This Is A Prayer For All Of The Trying Hearts
By Anais Martin
A prayer for anyone bitten by the poison of irresolution: those haunted by a past of why did I and face what ifs that can tear souls apart.
When we first shook hands, I wasn’t myself: newly aged out of my teenage years and on an escapade in a foreign city to celebrate the ending of the decade while brazenly welcoming the next. I was a wide-eyed and lost in a fantasy world I had fabricated, one in which I could be impulsive, bold, and carefree. I remember the gin and tonics, red wine, and whisky – each one bringing you into the chaotic whirlwind of my imagination. We talked. Your sophistication captivated me. You rambled on and on but I listened for anything and everything I wanted to hear. And I liked what I heard: the details of your years in Paris and London, your taste in music and knowledge of art, and just the way you had everything so thought out and settled. I sunk into your words, swimming in the melodies of your voice.

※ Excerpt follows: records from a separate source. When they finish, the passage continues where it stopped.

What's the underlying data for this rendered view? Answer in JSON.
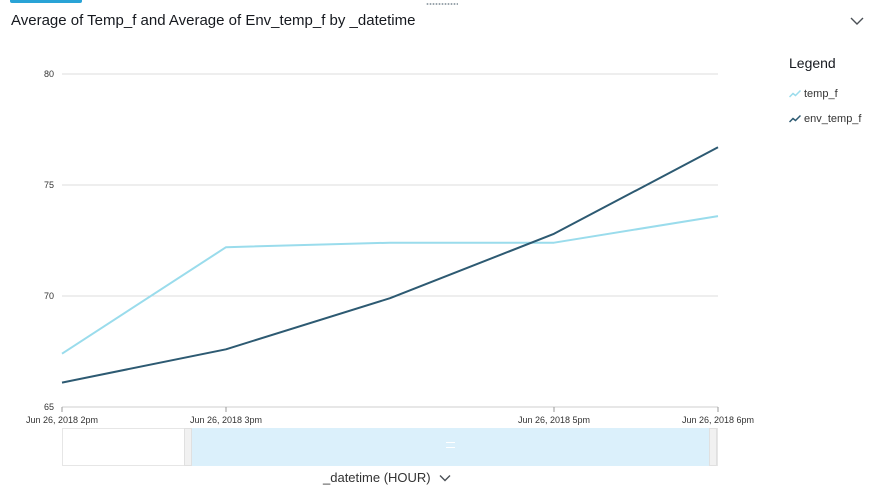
{
  "title": "Average of Temp_f and Average of Env_temp_f by _datetime",
  "legend": {
    "title": "Legend",
    "items": [
      "temp_f",
      "env_temp_f"
    ]
  },
  "x_field_selector": "_datetime (HOUR)",
  "colors": {
    "temp_f": "#9adcec",
    "env_temp_f": "#2d5a72",
    "grid": "#dddddd",
    "brush": "#dbf0fb"
  },
  "icons": {
    "collapse": "chevron-down-icon",
    "x_field_menu": "chevron-down-icon",
    "legend_series": "line-series-icon"
  },
  "chart_data": {
    "type": "line",
    "title": "Average of Temp_f and Average of Env_temp_f by _datetime",
    "xlabel": "_datetime (HOUR)",
    "ylabel": "",
    "x": [
      "2018-06-26 14:00",
      "2018-06-26 15:00",
      "2018-06-26 16:00",
      "2018-06-26 17:00",
      "2018-06-26 18:00"
    ],
    "xtick_labels": [
      "Jun 26, 2018 2pm",
      "Jun 26, 2018 3pm",
      "",
      "Jun 26, 2018 5pm",
      "Jun 26, 2018 6pm"
    ],
    "series": [
      {
        "name": "temp_f",
        "values": [
          67.4,
          72.2,
          72.4,
          72.4,
          73.6
        ]
      },
      {
        "name": "env_temp_f",
        "values": [
          66.1,
          67.6,
          69.9,
          72.8,
          76.7
        ]
      }
    ],
    "ylim": [
      65,
      80
    ],
    "yticks": [
      65,
      70,
      75,
      80
    ],
    "grid": true,
    "legend_position": "right"
  }
}
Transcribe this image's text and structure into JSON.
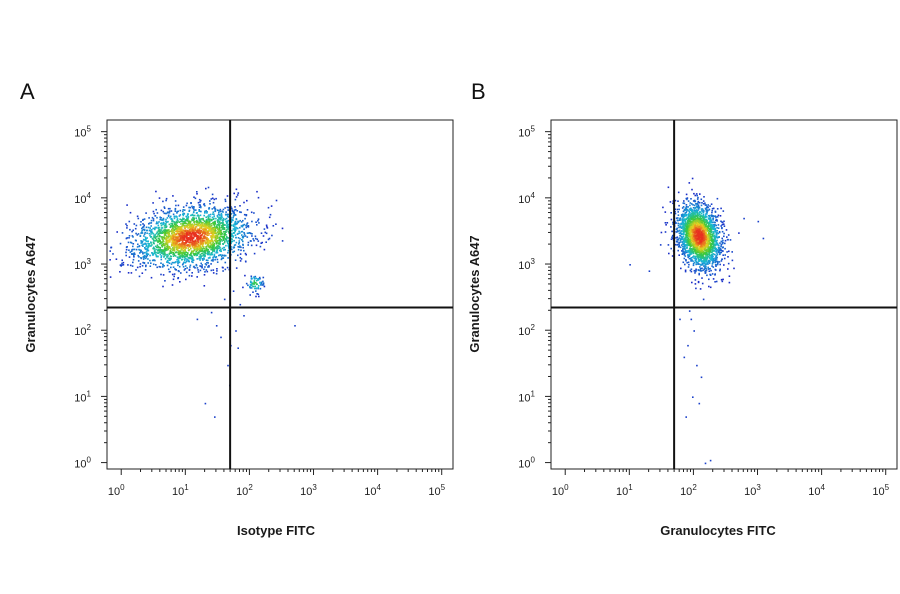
{
  "colors": {
    "density_low": "#1a2cc8",
    "density_mid": "#18b8d8",
    "density_high": "#38c838",
    "density_peak": "#e8d020",
    "density_max": "#e83020",
    "gate_line": "#111111"
  },
  "chart_data": [
    {
      "type": "scatter",
      "panel": "A",
      "xlabel": "Isotype FITC",
      "ylabel": "Granulocytes A647",
      "x_scale": "log",
      "y_scale": "log",
      "xlim": [
        0.6,
        150000
      ],
      "ylim": [
        0.8,
        150000
      ],
      "x_ticks": [
        {
          "base": "10",
          "exp": "0"
        },
        {
          "base": "10",
          "exp": "1"
        },
        {
          "base": "10",
          "exp": "2"
        },
        {
          "base": "10",
          "exp": "3"
        },
        {
          "base": "10",
          "exp": "4"
        },
        {
          "base": "10",
          "exp": "5"
        }
      ],
      "y_ticks": [
        {
          "base": "10",
          "exp": "0"
        },
        {
          "base": "10",
          "exp": "1"
        },
        {
          "base": "10",
          "exp": "2"
        },
        {
          "base": "10",
          "exp": "3"
        },
        {
          "base": "10",
          "exp": "4"
        },
        {
          "base": "10",
          "exp": "5"
        }
      ],
      "gates": {
        "x": 50,
        "y": 220
      },
      "populations": [
        {
          "cx": 12,
          "cy": 2600,
          "sx": 0.45,
          "sy": 0.22,
          "rot": 0.15,
          "n": 2600,
          "peak": 1.0
        },
        {
          "cx": 120,
          "cy": 520,
          "sx": 0.07,
          "sy": 0.07,
          "rot": 0,
          "n": 70,
          "peak": 0.55
        }
      ],
      "scatter_points": [
        [
          200,
          2500
        ],
        [
          320,
          2300
        ],
        [
          150,
          3000
        ],
        [
          55,
          400
        ],
        [
          40,
          300
        ],
        [
          70,
          250
        ],
        [
          30,
          120
        ],
        [
          50,
          60
        ],
        [
          45,
          30
        ],
        [
          20,
          8
        ],
        [
          28,
          5
        ],
        [
          60,
          100
        ],
        [
          500,
          120
        ],
        [
          25,
          190
        ],
        [
          80,
          170
        ],
        [
          35,
          80
        ],
        [
          48,
          15
        ],
        [
          15,
          150
        ],
        [
          65,
          55
        ],
        [
          100,
          350
        ]
      ]
    },
    {
      "type": "scatter",
      "panel": "B",
      "xlabel": "Granulocytes FITC",
      "ylabel": "Granulocytes A647",
      "x_scale": "log",
      "y_scale": "log",
      "xlim": [
        0.6,
        150000
      ],
      "ylim": [
        0.8,
        150000
      ],
      "x_ticks": [
        {
          "base": "10",
          "exp": "0"
        },
        {
          "base": "10",
          "exp": "1"
        },
        {
          "base": "10",
          "exp": "2"
        },
        {
          "base": "10",
          "exp": "3"
        },
        {
          "base": "10",
          "exp": "4"
        },
        {
          "base": "10",
          "exp": "5"
        }
      ],
      "y_ticks": [
        {
          "base": "10",
          "exp": "0"
        },
        {
          "base": "10",
          "exp": "1"
        },
        {
          "base": "10",
          "exp": "2"
        },
        {
          "base": "10",
          "exp": "3"
        },
        {
          "base": "10",
          "exp": "4"
        },
        {
          "base": "10",
          "exp": "5"
        }
      ],
      "gates": {
        "x": 50,
        "y": 220
      },
      "populations": [
        {
          "cx": 120,
          "cy": 2700,
          "sx": 0.16,
          "sy": 0.25,
          "rot": 0.3,
          "n": 2200,
          "peak": 1.0
        }
      ],
      "scatter_points": [
        [
          600,
          5000
        ],
        [
          1000,
          4500
        ],
        [
          1200,
          2500
        ],
        [
          30,
          2000
        ],
        [
          10,
          1000
        ],
        [
          20,
          800
        ],
        [
          90,
          150
        ],
        [
          100,
          100
        ],
        [
          80,
          60
        ],
        [
          110,
          30
        ],
        [
          95,
          10
        ],
        [
          120,
          8
        ],
        [
          75,
          5
        ],
        [
          140,
          300
        ],
        [
          85,
          200
        ],
        [
          150,
          1
        ],
        [
          180,
          1.1
        ],
        [
          70,
          40
        ],
        [
          130,
          20
        ],
        [
          60,
          150
        ]
      ]
    }
  ]
}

I realized it must have been the wine when I found myself lost in you. But did liquid courage explain that fluttering comfort I had whist wrapped in your arms with your lips on my neck? Or was it those whispers in my ear that drew me – your murmurs tainted by that mysterious accent? Either way, you found your way into my head and you seemed to be everything I thought I wanted and I let myself go. Our movements were organic, effortlessly flowing into the next as we found ourselves stumbling into your flat, somehow pulling our lips apart for just long enough to let our clothes gather into forgotten puddles on the floor.

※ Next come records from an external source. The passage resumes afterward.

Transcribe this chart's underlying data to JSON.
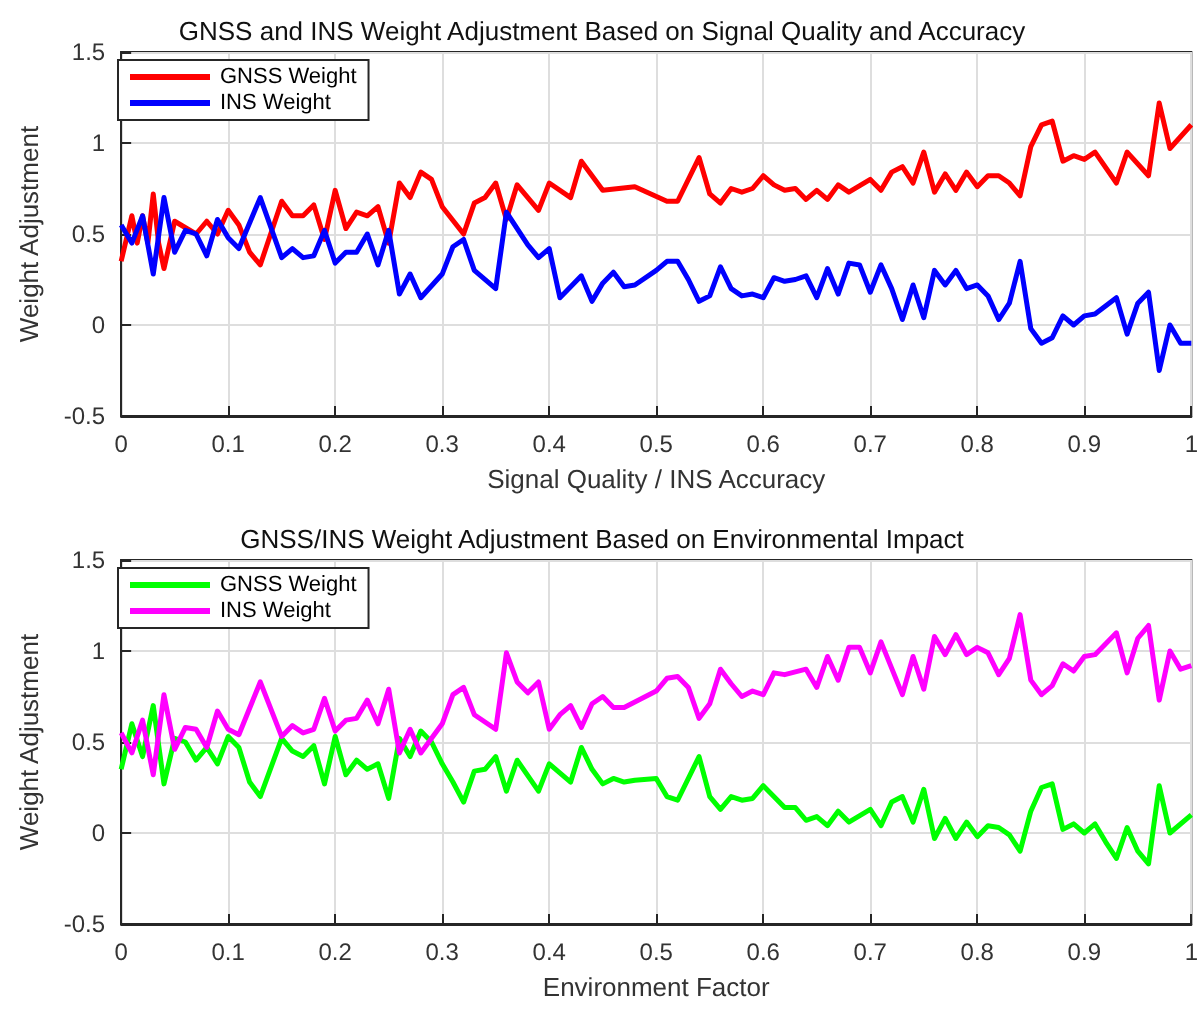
{
  "chart_data": [
    {
      "type": "line",
      "title": "GNSS and INS Weight Adjustment Based on Signal Quality and Accuracy",
      "xlabel": "Signal Quality / INS Accuracy",
      "ylabel": "Weight Adjustment",
      "xlim": [
        0,
        1
      ],
      "ylim": [
        -0.5,
        1.5
      ],
      "xticks": [
        0,
        0.1,
        0.2,
        0.3,
        0.4,
        0.5,
        0.6,
        0.7,
        0.8,
        0.9,
        1
      ],
      "yticks": [
        -0.5,
        0,
        0.5,
        1,
        1.5
      ],
      "grid": true,
      "legend": "top left",
      "series": [
        {
          "name": "GNSS Weight",
          "color": "#ff0000",
          "x": [
            0,
            0.01,
            0.015,
            0.02,
            0.025,
            0.03,
            0.035,
            0.04,
            0.05,
            0.07,
            0.08,
            0.09,
            0.1,
            0.11,
            0.12,
            0.13,
            0.15,
            0.16,
            0.17,
            0.18,
            0.19,
            0.2,
            0.21,
            0.22,
            0.23,
            0.24,
            0.25,
            0.26,
            0.27,
            0.28,
            0.29,
            0.3,
            0.32,
            0.33,
            0.34,
            0.35,
            0.36,
            0.37,
            0.39,
            0.4,
            0.42,
            0.43,
            0.45,
            0.48,
            0.51,
            0.52,
            0.54,
            0.55,
            0.56,
            0.57,
            0.58,
            0.59,
            0.6,
            0.61,
            0.62,
            0.63,
            0.64,
            0.65,
            0.66,
            0.67,
            0.68,
            0.7,
            0.71,
            0.72,
            0.73,
            0.74,
            0.75,
            0.76,
            0.77,
            0.78,
            0.79,
            0.8,
            0.81,
            0.82,
            0.83,
            0.84,
            0.85,
            0.86,
            0.87,
            0.88,
            0.89,
            0.9,
            0.91,
            0.93,
            0.94,
            0.96,
            0.97,
            0.98,
            1
          ],
          "values": [
            0.35,
            0.6,
            0.45,
            0.6,
            0.45,
            0.72,
            0.45,
            0.31,
            0.57,
            0.5,
            0.57,
            0.5,
            0.63,
            0.55,
            0.4,
            0.33,
            0.68,
            0.6,
            0.6,
            0.66,
            0.47,
            0.74,
            0.53,
            0.62,
            0.6,
            0.65,
            0.45,
            0.78,
            0.7,
            0.84,
            0.8,
            0.65,
            0.5,
            0.67,
            0.7,
            0.78,
            0.58,
            0.77,
            0.63,
            0.78,
            0.7,
            0.9,
            0.74,
            0.76,
            0.68,
            0.68,
            0.92,
            0.72,
            0.67,
            0.75,
            0.73,
            0.75,
            0.82,
            0.77,
            0.74,
            0.75,
            0.69,
            0.74,
            0.69,
            0.77,
            0.73,
            0.8,
            0.74,
            0.84,
            0.87,
            0.78,
            0.95,
            0.73,
            0.83,
            0.74,
            0.84,
            0.76,
            0.82,
            0.82,
            0.78,
            0.71,
            0.98,
            1.1,
            1.12,
            0.9,
            0.93,
            0.91,
            0.95,
            0.78,
            0.95,
            0.82,
            1.22,
            0.97,
            1.1
          ]
        },
        {
          "name": "INS Weight",
          "color": "#0000ff",
          "x": [
            0,
            0.01,
            0.02,
            0.03,
            0.04,
            0.05,
            0.06,
            0.07,
            0.08,
            0.09,
            0.1,
            0.11,
            0.13,
            0.15,
            0.16,
            0.17,
            0.18,
            0.19,
            0.2,
            0.21,
            0.22,
            0.23,
            0.24,
            0.25,
            0.26,
            0.27,
            0.28,
            0.3,
            0.31,
            0.32,
            0.33,
            0.35,
            0.36,
            0.38,
            0.39,
            0.4,
            0.41,
            0.43,
            0.44,
            0.45,
            0.46,
            0.47,
            0.48,
            0.5,
            0.51,
            0.52,
            0.53,
            0.54,
            0.55,
            0.56,
            0.57,
            0.58,
            0.59,
            0.6,
            0.61,
            0.62,
            0.63,
            0.64,
            0.65,
            0.66,
            0.67,
            0.68,
            0.69,
            0.7,
            0.71,
            0.72,
            0.73,
            0.74,
            0.75,
            0.76,
            0.77,
            0.78,
            0.79,
            0.8,
            0.81,
            0.82,
            0.83,
            0.84,
            0.85,
            0.86,
            0.87,
            0.88,
            0.89,
            0.9,
            0.91,
            0.93,
            0.94,
            0.95,
            0.96,
            0.97,
            0.98,
            0.99,
            1
          ],
          "values": [
            0.55,
            0.45,
            0.6,
            0.28,
            0.7,
            0.4,
            0.52,
            0.5,
            0.38,
            0.58,
            0.48,
            0.42,
            0.7,
            0.37,
            0.42,
            0.37,
            0.38,
            0.52,
            0.34,
            0.4,
            0.4,
            0.5,
            0.33,
            0.52,
            0.17,
            0.28,
            0.15,
            0.28,
            0.43,
            0.47,
            0.3,
            0.2,
            0.62,
            0.44,
            0.37,
            0.42,
            0.15,
            0.27,
            0.13,
            0.23,
            0.29,
            0.21,
            0.22,
            0.3,
            0.35,
            0.35,
            0.25,
            0.13,
            0.16,
            0.32,
            0.2,
            0.16,
            0.17,
            0.15,
            0.26,
            0.24,
            0.25,
            0.27,
            0.15,
            0.31,
            0.17,
            0.34,
            0.33,
            0.18,
            0.33,
            0.2,
            0.03,
            0.22,
            0.04,
            0.3,
            0.22,
            0.3,
            0.2,
            0.22,
            0.16,
            0.03,
            0.12,
            0.35,
            -0.02,
            -0.1,
            -0.07,
            0.05,
            0,
            0.05,
            0.06,
            0.15,
            -0.05,
            0.12,
            0.18,
            -0.25,
            0,
            -0.1,
            -0.1
          ]
        }
      ]
    },
    {
      "type": "line",
      "title": "GNSS/INS Weight Adjustment Based on Environmental Impact",
      "xlabel": "Environment Factor",
      "ylabel": "Weight Adjustment",
      "xlim": [
        0,
        1
      ],
      "ylim": [
        -0.5,
        1.5
      ],
      "xticks": [
        0,
        0.1,
        0.2,
        0.3,
        0.4,
        0.5,
        0.6,
        0.7,
        0.8,
        0.9,
        1
      ],
      "yticks": [
        -0.5,
        0,
        0.5,
        1,
        1.5
      ],
      "grid": true,
      "legend": "top left",
      "series": [
        {
          "name": "GNSS Weight",
          "color": "#00ff00",
          "x": [
            0,
            0.01,
            0.02,
            0.03,
            0.04,
            0.05,
            0.06,
            0.07,
            0.08,
            0.09,
            0.1,
            0.11,
            0.12,
            0.13,
            0.15,
            0.16,
            0.17,
            0.18,
            0.19,
            0.2,
            0.21,
            0.22,
            0.23,
            0.24,
            0.25,
            0.26,
            0.27,
            0.28,
            0.29,
            0.3,
            0.31,
            0.32,
            0.33,
            0.34,
            0.35,
            0.36,
            0.37,
            0.39,
            0.4,
            0.42,
            0.43,
            0.44,
            0.45,
            0.46,
            0.47,
            0.48,
            0.5,
            0.51,
            0.52,
            0.54,
            0.55,
            0.56,
            0.57,
            0.58,
            0.59,
            0.6,
            0.62,
            0.63,
            0.64,
            0.65,
            0.66,
            0.67,
            0.68,
            0.7,
            0.71,
            0.72,
            0.73,
            0.74,
            0.75,
            0.76,
            0.77,
            0.78,
            0.79,
            0.8,
            0.81,
            0.82,
            0.83,
            0.84,
            0.85,
            0.86,
            0.87,
            0.88,
            0.89,
            0.9,
            0.91,
            0.92,
            0.93,
            0.94,
            0.95,
            0.96,
            0.97,
            0.98,
            1
          ],
          "values": [
            0.35,
            0.6,
            0.42,
            0.7,
            0.27,
            0.52,
            0.5,
            0.4,
            0.47,
            0.38,
            0.53,
            0.47,
            0.28,
            0.2,
            0.52,
            0.45,
            0.42,
            0.48,
            0.27,
            0.53,
            0.32,
            0.4,
            0.35,
            0.38,
            0.19,
            0.52,
            0.42,
            0.56,
            0.5,
            0.38,
            0.28,
            0.17,
            0.34,
            0.35,
            0.42,
            0.23,
            0.4,
            0.23,
            0.38,
            0.28,
            0.47,
            0.35,
            0.27,
            0.3,
            0.28,
            0.29,
            0.3,
            0.2,
            0.18,
            0.42,
            0.2,
            0.13,
            0.2,
            0.18,
            0.19,
            0.26,
            0.14,
            0.14,
            0.07,
            0.09,
            0.04,
            0.12,
            0.06,
            0.13,
            0.04,
            0.17,
            0.2,
            0.06,
            0.24,
            -0.03,
            0.08,
            -0.03,
            0.06,
            -0.02,
            0.04,
            0.03,
            -0.01,
            -0.1,
            0.12,
            0.25,
            0.27,
            0.02,
            0.05,
            0,
            0.05,
            -0.05,
            -0.14,
            0.03,
            -0.1,
            -0.17,
            0.26,
            0,
            0.1
          ]
        },
        {
          "name": "INS Weight",
          "color": "#ff00ff",
          "x": [
            0,
            0.01,
            0.02,
            0.03,
            0.04,
            0.05,
            0.06,
            0.07,
            0.08,
            0.09,
            0.1,
            0.11,
            0.13,
            0.15,
            0.16,
            0.17,
            0.18,
            0.19,
            0.2,
            0.21,
            0.22,
            0.23,
            0.24,
            0.25,
            0.26,
            0.27,
            0.28,
            0.3,
            0.31,
            0.32,
            0.33,
            0.35,
            0.36,
            0.37,
            0.38,
            0.39,
            0.4,
            0.41,
            0.42,
            0.43,
            0.44,
            0.45,
            0.46,
            0.47,
            0.48,
            0.5,
            0.51,
            0.52,
            0.53,
            0.54,
            0.55,
            0.56,
            0.57,
            0.58,
            0.59,
            0.6,
            0.61,
            0.62,
            0.64,
            0.65,
            0.66,
            0.67,
            0.68,
            0.69,
            0.7,
            0.71,
            0.73,
            0.74,
            0.75,
            0.76,
            0.77,
            0.78,
            0.79,
            0.8,
            0.81,
            0.82,
            0.83,
            0.84,
            0.85,
            0.86,
            0.87,
            0.88,
            0.89,
            0.9,
            0.91,
            0.93,
            0.94,
            0.95,
            0.96,
            0.97,
            0.98,
            0.99,
            1
          ],
          "values": [
            0.55,
            0.44,
            0.62,
            0.32,
            0.76,
            0.46,
            0.58,
            0.57,
            0.47,
            0.67,
            0.57,
            0.54,
            0.83,
            0.53,
            0.59,
            0.55,
            0.57,
            0.74,
            0.56,
            0.62,
            0.63,
            0.73,
            0.6,
            0.79,
            0.44,
            0.57,
            0.44,
            0.6,
            0.76,
            0.8,
            0.65,
            0.57,
            0.99,
            0.83,
            0.77,
            0.83,
            0.57,
            0.65,
            0.7,
            0.58,
            0.71,
            0.75,
            0.69,
            0.69,
            0.72,
            0.78,
            0.85,
            0.86,
            0.8,
            0.63,
            0.71,
            0.9,
            0.82,
            0.75,
            0.78,
            0.76,
            0.88,
            0.87,
            0.9,
            0.8,
            0.97,
            0.84,
            1.02,
            1.02,
            0.88,
            1.05,
            0.76,
            0.97,
            0.79,
            1.08,
            0.98,
            1.09,
            0.98,
            1.02,
            0.99,
            0.87,
            0.96,
            1.2,
            0.84,
            0.76,
            0.81,
            0.93,
            0.89,
            0.97,
            0.98,
            1.1,
            0.88,
            1.07,
            1.14,
            0.73,
            1,
            0.9,
            0.92
          ]
        }
      ]
    }
  ]
}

Days went on: yours firmly grounded in the reality of daily routines while mine were filled with carefree idleness as I pranced around looking for my next great adventure. Despite all the mesmerizing places I visited and all the enchanting individuals I met, in the dark of night my mind drifted to you and my body longed for your touch – your kisses down my ribcage and the weight of your limbs as they interwove with mine. The words you groggily uttered the morning I left still lingered in my ear: “Forget the coffee, forget your train, come back to bed and just be with me. That’s all either of us needs right now”. I’ll never know what would have happened if I stayed, if I just pretended we were in love and laid with you in the blissful island that is your bed.
But that’s just all it would be: pretending. Pretending that we knew each other for more than four days, pretending that this could last or that we would even try to make it last. Despite the exotic allure of finding love in a foreign place, reality always steps in and reveals just how unrealistic and ridiculous said fantasies are. And finally I realized the futility of lamenting on the all the what ifs that plagued me because the truth is that I will never know whether we would work out and that’s okay. It is in that ignorance that my fond memory of you is preserved, remaining pristine from the wondering and romanticizing of what could have been.
Because what we were for those short days was breathless and beautiful.